There has been a frequent co-relation between Bitcoin and equities since the bearish saga emerged in May globally and continued to wipe investors wealth significantly. The multidecadal high inflation is the major factor for sparking sharp selloffs in market instruments. Cryptocurrencies also could not escape the uncertainties in macroeconomics and erased the $1 trillion mark. Bitcoin, the leader of the crypto world, has taken an intense beating due to panic selling amid weak global cues. On Monday, Bitcoin trades below the $20,000 mark. However, looks like there is no breather for Bitcoin from volatile days. All eyes are now set on US inflation data for June month which will be announced tomorrow. And once again, inflation is seen to create turmoil for Bitcoin.
As per CoinMarketCap data, Bitcoin currently trades at $19,910.44 nosediving by 2.47%. The coin had touched an intraday high and low of $19,747.31 and $20,650.09 respectively. Its market capitalisation is around $380,13 billion. Bitcoin's dominance is around 0.05%.
Vetle Lunde, an analyst at Arcane Research in his note today said, correlations between bitcoin and equities remain high as BTC’s 30-day correlation to Nasdaq and S&P 500 stays above 0.5. Following the crypto-specific sell-off related to UST’s collapse, correlations have declined from a peak above 0.8.
However, Lunde explained that in the period that followed, equities recovered, while bitcoin saw flat returns. However, as the inflation surprise of June 10th reached the market, correlations again grew, while bitcoin plunged and new collapses introduced new layers of unresolved contagion and uncertainty.
Year-to-date, Nasdaq has tumbled over 28% and its half-yearly decline is over 25%. However, the exchange has recovered some losses in the past month as it gained by over 5%.
Meanwhile, S&P 500 index slipped more than 19.5% in a year, while in six months - the drop is a little over 18%. However, in the past month, the exchange has gained nearly 3%.
On the other hand, Bitcoin took a steep downside so far this year. As per Coindesk data, Bitcoin plunged by nearly 58% so far in 2022, while in six months - the downside is over 54%. The monthly fall is over 28% as of today. Meanwhile, in a year, BTC has dropped over 41%.
The US is set to present June 2022 inflation data on Wednesday. Lunde said the market is expecting continued growth of the year-over-year CPI to 8.8%, up from the May year-over-year CPI of 8.6%.
Data by Arcane showed that earlier this year, U.S. inflation releases have been affiliated with volatile days in the crypto market, with the two most recent CPI releases creating havoc in the market. The analyst revealed that the April CPI release on May 11th saw the bitcoin plunge by 6%. However, while some of this carnage may be affiliated with CPI, this also occurred during the collapse of UST and Luna, which was likely the key component in BTC’s crash then.
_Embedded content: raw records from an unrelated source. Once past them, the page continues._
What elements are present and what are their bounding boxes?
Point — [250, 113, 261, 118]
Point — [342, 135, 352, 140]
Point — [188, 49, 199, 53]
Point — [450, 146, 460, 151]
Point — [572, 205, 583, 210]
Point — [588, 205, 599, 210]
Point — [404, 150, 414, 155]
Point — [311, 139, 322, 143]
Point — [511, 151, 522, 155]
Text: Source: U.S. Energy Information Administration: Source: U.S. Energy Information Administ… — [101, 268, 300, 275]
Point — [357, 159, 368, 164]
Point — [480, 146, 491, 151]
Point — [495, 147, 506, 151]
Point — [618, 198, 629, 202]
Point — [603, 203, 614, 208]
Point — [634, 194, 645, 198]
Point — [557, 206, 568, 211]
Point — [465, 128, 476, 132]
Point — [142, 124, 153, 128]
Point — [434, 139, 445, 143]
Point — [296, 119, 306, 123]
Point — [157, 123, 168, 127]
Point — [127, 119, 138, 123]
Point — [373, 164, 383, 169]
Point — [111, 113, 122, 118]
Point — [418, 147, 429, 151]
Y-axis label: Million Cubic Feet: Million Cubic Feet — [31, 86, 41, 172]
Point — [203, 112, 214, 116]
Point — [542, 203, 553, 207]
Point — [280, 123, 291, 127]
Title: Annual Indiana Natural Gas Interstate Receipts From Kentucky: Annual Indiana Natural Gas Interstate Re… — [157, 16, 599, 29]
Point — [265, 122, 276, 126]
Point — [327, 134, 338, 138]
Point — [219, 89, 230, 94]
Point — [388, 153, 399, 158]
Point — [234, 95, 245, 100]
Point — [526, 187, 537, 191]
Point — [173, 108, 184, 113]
Further, the May inflation release on June 10th, however, surprised the crypto market. After weeks of ranging, this inflation release pushed Bitcoin down 3.4% which led the crypto in emerging as the initial catalyst that further led to the liquidation of Three Arrows Capital and the ensuing mayhem in the lending sector. Many crypto exchanges have also halted their withdrawals to cap the losses arising from crypto markets. There is a liquidity crunch among major crypto companies.
Going forward, Lunde said, now, the market is bracing for further growth in the CPI, expecting new highs of 8.8% YoY.
Inflation surprises towards the upside lead to enhanced expectations of further tightening of monetary policies by the Federal Reserves. These contractionary policies have a broad impact on equities, and this macro backdrop has been an important factor in bitcoin's bear market since November 2021. He added, "Be prepared for volatility following Wednesday's CPI print."